What is the dimension of the physical quantities


dimension, 1) mathematics: the dimension of a finitely producible vector space is the uniquely determined number of its basis vectors. The dimension of the vector space

n is n.

2) physics: Dimension of a physical quantity, the part of a physical quantity that only contains its quality, but not its quantity. One arrives at the dimension if one disregards its vector or tensor property, all numerical factors including the sign and possibly existing references in the defining equation of the quantity. Example: Length, width, height, radius, diameter, curve length all have the dimension length, in spite of the different payments in kind. The dimension of a physical quantity is usually determined by its connection with the base quantity mass (M.), Length (L.) and time (T) described. Formally, one can express the intention to want to specify the dimension of a quantity by writing the quantity in square brackets. The dimension of the speed v is e.g. the dimension of the length divided by the dimension of the time, so:
[v] = L./T = LT- 1. (Dimensional analysis)

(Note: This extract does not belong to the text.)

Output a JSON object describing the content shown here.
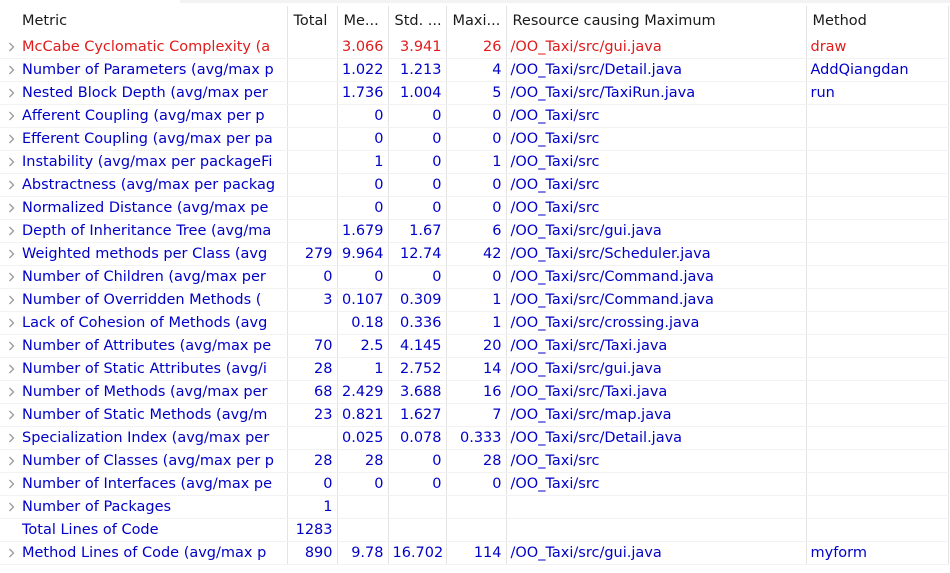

The term Size type (also called the kind of a quantity) also only includes qualitative properties of physical quantities; however, it is not defined uniformly. Mostly one understands by it something that one obtains from a physical quantity, if one disregards all numerical factors, but retains vector and tensor character as well as references in kind. For example, volume, moment of area of ​​the 1st degree and section modulus have the same dimension, but they are considered to belong to different types of size.